The more you reveal about the problems with your system the more I am convinced there are some fundamental problems with it; you seem to have to fight very hard just to get some basic reports. While ideas like RCSI, Transaction Replication etc might be part of the solution it may be possible to avoid them if you know the underlying problems. I would start by downloading the following free script and running it out of hours:


I would also run the following scripts for latency and waits:

Once you have a list of the current problems and the results of these scripts you should then be in a position to decide how to proceed. You might have to work with your supplier and/or external DB consultants to get this system working well.

Good luck.

Thanks everyone.
Even the 3rd party developers are not hitting the DB directly.
They do everything on a temp session.It's not something that they reveal but I have run the profiler a lot on the databases and that's what I can see.
For that part, the apps are working fine but when we start querying data directly on their db's then we get into a lot of issue, as you may have suspected.
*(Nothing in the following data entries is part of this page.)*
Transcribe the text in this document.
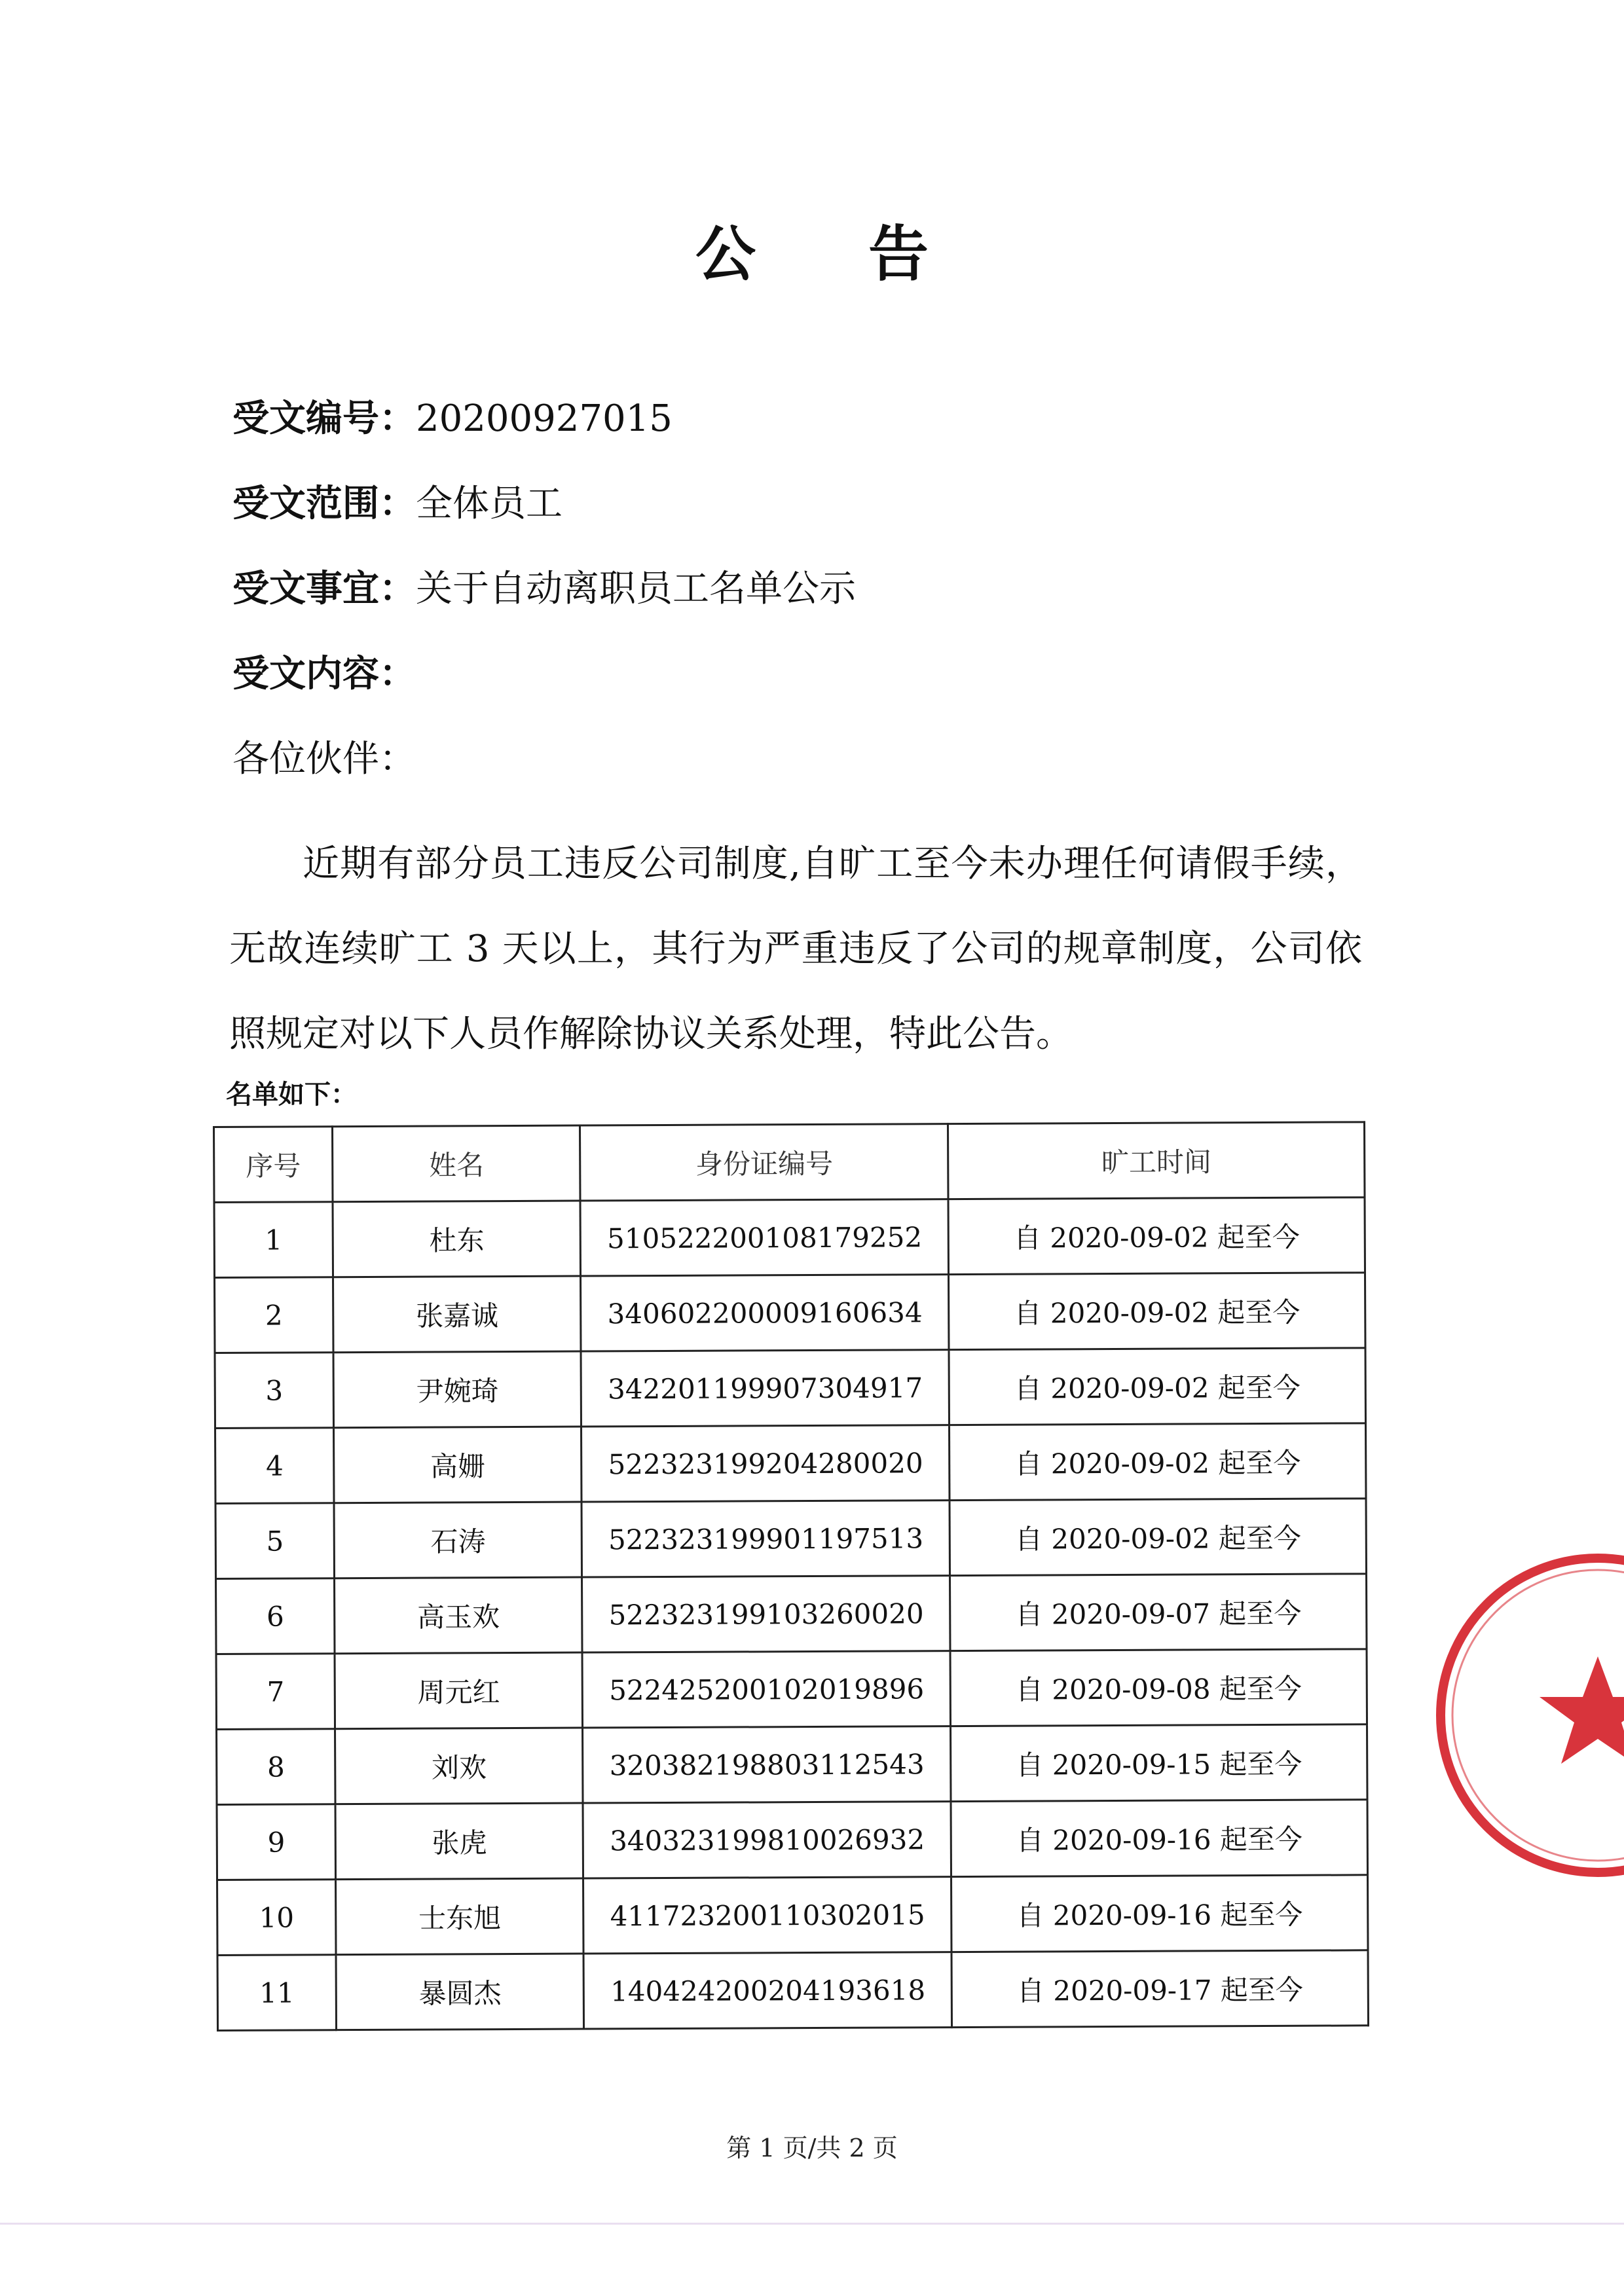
公 告
受文编号：20200927015
受文范围：全体员工
受文事宜：关于自动离职员工名单公示
受文内容：
各位伙伴：
近期有部分员工违反公司制度,自旷工至今未办理任何请假手续，无故连续旷工 3 天以上，其行为严重违反了公司的规章制度，公司依照规定对以下人员作解除协议关系处理，特此公告。
名单如下：
序号	姓名	身份证编号	旷工时间
1	杜东	510522200108179252	自 2020-09-02 起至今
2	张嘉诚	340602200009160634	自 2020-09-02 起至今
3	尹婉琦	342201199907304917	自 2020-09-02 起至今
4	高姗	522323199204280020	自 2020-09-02 起至今
5	石涛	522323199901197513	自 2020-09-02 起至今
6	高玉欢	522323199103260020	自 2020-09-07 起至今
7	周元红	522425200102019896	自 2020-09-08 起至今
8	刘欢	320382198803112543	自 2020-09-15 起至今
9	张虎	340323199810026932	自 2020-09-16 起至今
10	士东旭	411723200110302015	自 2020-09-16 起至今
11	暴圆杰	140424200204193618	自 2020-09-17 起至今
第 1 页/共 2 页
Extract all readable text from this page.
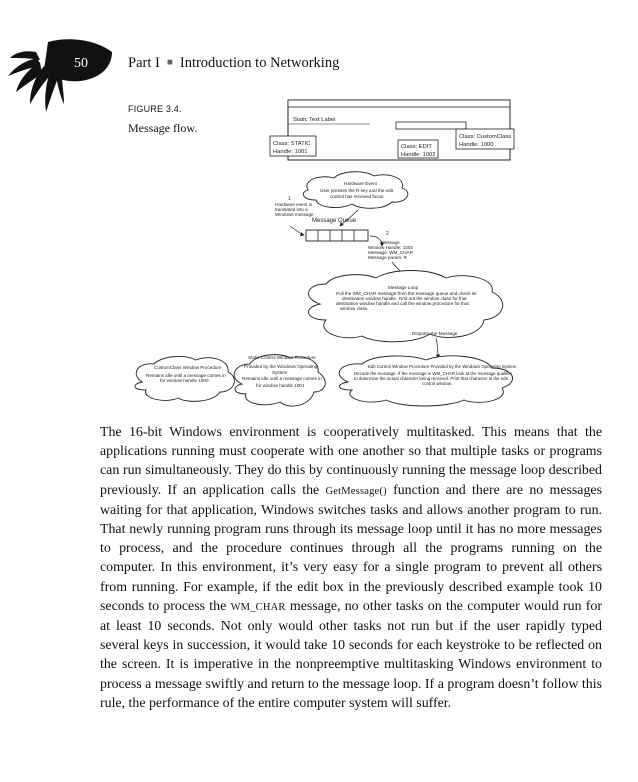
50	Part I ■ Introduction to Networking
FIGURE 3.4.
Message flow.
Static Text Label
Class: STATIC
Handle: 1001
Class: EDIT
Handle: 1002
Class: CustomClass
Handle: 1000
Hardware Event
User presses the R key and the edit
control has received focus
1
Hardware event is
translated into a
Windows message
Message Queue
2
Message
Window Handle: 1002
Message: WM_CHAR
Message param: R
Message Loop
Pull the WM_CHAR message from the message queue and check its
destination window handle. Find out the window class for that
destination window handle and call the window procedure for that
window class.
Dispatch the Message
CustomClass Window Procedure
Remains idle until a message comes in
for window handle 1000
Static Control Window Procedure
Provided by the Windows Operating
System
Remains idle until a message comes in
for window handle 1001
Edit Control Window Procedure Provided by the Windows Operating System
Decode the message. If the message is WM_CHAR look at the message qualifier
to determine the actual character being received. Print that character in the edit
control window.

The 16-bit Windows environment is cooperatively multitasked. This means that the applications running must cooperate with one another so that multiple tasks or programs can run simultaneously. They do this by continuously running the message loop described previously. If an application calls the GetMessage() function and there are no messages waiting for that application, Windows switches tasks and allows another program to run. That newly running program runs through its message loop until it has no more messages to process, and the procedure continues through all the programs running on the computer. In this environment, it’s very easy for a single program to prevent all others from running. For example, if the edit box in the previously described example took 10 seconds to process the WM_CHAR message, no other tasks on the computer would run for at least 10 seconds. Not only would other tasks not run but if the user rapidly typed several keys in succession, it would take 10 seconds for each keystroke to be reflected on the screen. It is imperative in the nonpreemptive multitasking Windows environment to process a message swiftly and return to the message loop. If a program doesn’t follow this rule, the performance of the entire computer system will suffer.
I could probably have our admin run the tools but the fact remains that I cannot change any 3rd party sp's or use my own indexes without consulting with them and that would take a looot of time.

What I am trying to do is, at least, run any parametric reports or queries that hit the main databases with as little problems as possible.

I appreciate all the help from you and again, thanks a bunch.

If it was me I would stop querying the database direct and put my efforts into maintaining a copy-database that was sufficiently "fresh" for reporting against.

You said (IIRC) that you were using NOLOCK-equivalent, and were happy with some inaccuracy, so seems reasonable to me that data that is a few minutes old, but was 100% accurate, would be just as "accurate" in practical terms.

They are probably caching data in the middle tier. I would investigate if there is some sort of published interface to use this data for reporting. If there is, it will probably use web services.

Like Kristen, I suspect you should not be querying the production DB directly; even NOLOCK holds some locks:

I think someone needs to stand back and take a strategic view. This may involve discussing requirements and options with your suppliers.